Key Features

Aviatrix Embedded Network Security includes:

NAT Gateway Replacement or Enhancement with Secure Egress Gateways

Advanced NAT and Egress Security Aviatrix Gateways can replace native cloud NAT Gateways to reduce costs and add egress FQDN filtering, threat detection, and geo-blocking. Aviatrix Gateways learn what applications use the FQDNs, simplifying the process of building the allow and deny lists.

Distributed Cloud Firewall

Every Aviatrix Gateway can perform packet inspection and enforce L4 and Layer 7 firewalling policies. Policies are defined centrally and expressed as intent, then distributed to Aviatrix Gateways in the network path the policy intends to secure. Policies can be dynamic, leveraging cloud-native tags and attributes so that enforcement is automatically updated as cloud-native applications scale and evolve.

Automated Threat Detection and Mitigation

CoPilot’s ThreatIQ leverages the Aviatrix Gateways to provide threat prevention by inspecting every packet flowing through the Gateway and comparing the connection attempt with industry-standard threat intelligence. ThreatIQ can immediately apply a blocking rule to shut down the communication if any matches occur.

FireNet – Bring Your Own NGFW Firewall Service Insertion

Aviatrix FireNet connects Palo Alto Networks, Check Point, Fortinet, and F5 firewalls to the Aviatrix secure cloud network backbone. The FireNet feature, along with Aviatrix Gateways, delivers high-performance, load balancing without SNAT and automated route propagation to easily deploy and scale out NGFWs with a consistent perimeter of architecture in all of the major public clouds.

Secure User VPN Gateway

Aviatrix Gateway can deliver SSL VPN termination supporting OpenVPN® and Aviatrix SAML clients. Each VPN user can be assigned to a profile defined by access privileges to the network, host, protocol, and ports. When a VPN user connects to the public cloud via an Aviatrix VPN Gateway, the access control is dynamically enforced.

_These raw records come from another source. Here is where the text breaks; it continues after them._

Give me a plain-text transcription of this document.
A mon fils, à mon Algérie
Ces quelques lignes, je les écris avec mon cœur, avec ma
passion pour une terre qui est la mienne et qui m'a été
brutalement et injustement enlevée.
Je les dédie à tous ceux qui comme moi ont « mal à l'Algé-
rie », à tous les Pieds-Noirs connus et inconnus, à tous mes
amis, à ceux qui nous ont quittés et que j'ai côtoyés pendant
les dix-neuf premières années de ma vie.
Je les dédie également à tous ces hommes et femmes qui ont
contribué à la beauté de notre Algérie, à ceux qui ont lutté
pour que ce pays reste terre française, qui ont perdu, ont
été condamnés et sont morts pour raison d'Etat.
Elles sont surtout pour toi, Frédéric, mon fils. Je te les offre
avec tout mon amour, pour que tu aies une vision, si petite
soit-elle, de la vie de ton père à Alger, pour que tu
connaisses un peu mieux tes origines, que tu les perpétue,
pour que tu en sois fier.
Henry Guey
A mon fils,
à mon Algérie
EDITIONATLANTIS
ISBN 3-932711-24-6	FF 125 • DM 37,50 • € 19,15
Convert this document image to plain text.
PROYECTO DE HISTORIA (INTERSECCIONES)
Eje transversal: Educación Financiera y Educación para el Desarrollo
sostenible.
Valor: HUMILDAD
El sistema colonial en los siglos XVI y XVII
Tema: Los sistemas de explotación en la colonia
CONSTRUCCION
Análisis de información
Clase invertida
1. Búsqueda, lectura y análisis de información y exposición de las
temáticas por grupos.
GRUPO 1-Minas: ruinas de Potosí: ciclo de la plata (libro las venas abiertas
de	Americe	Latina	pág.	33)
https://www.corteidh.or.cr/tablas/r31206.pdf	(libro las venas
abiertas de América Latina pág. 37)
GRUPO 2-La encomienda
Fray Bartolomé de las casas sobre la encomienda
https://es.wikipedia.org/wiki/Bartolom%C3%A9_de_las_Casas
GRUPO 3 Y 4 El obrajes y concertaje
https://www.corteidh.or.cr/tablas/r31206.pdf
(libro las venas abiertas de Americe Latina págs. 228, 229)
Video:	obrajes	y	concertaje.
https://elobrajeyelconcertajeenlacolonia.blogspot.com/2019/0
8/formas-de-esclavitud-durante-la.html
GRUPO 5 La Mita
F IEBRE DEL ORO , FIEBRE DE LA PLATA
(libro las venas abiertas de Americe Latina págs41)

High-Performance Encryption, Line-Rate up to 100 Gbps

Standard IPsec throughput is limited to a single processing core and single tunnel, resulting in 1.25 Gbps of encrypted throughput, regardless of the throughput capabilities of the underlying transport. Aviatrix Gateways leverage patented technology to aggregate processing cores and tunnels to achieve wire-speed IPsec throughput up to 100 Gbps.

Multicloud Network Segmentation

Aviatrix Gateways make it possible to isolate traffic to specific routes, allowing the isolation of well-defined groups such as customers or partners. These policies are enforced the same in every cloud so that policies can be centrally defined and used across a multicloud environment.

Microsegmentation

If the traffic path of the expressed intent does not flow through an Aviatrix Gateway (e.g. traffic flow in between two instances within a VPC or VM within a vNet), the Aviatrix controller will leverage native security groups to apply the intended policy, abstracting this from the operator.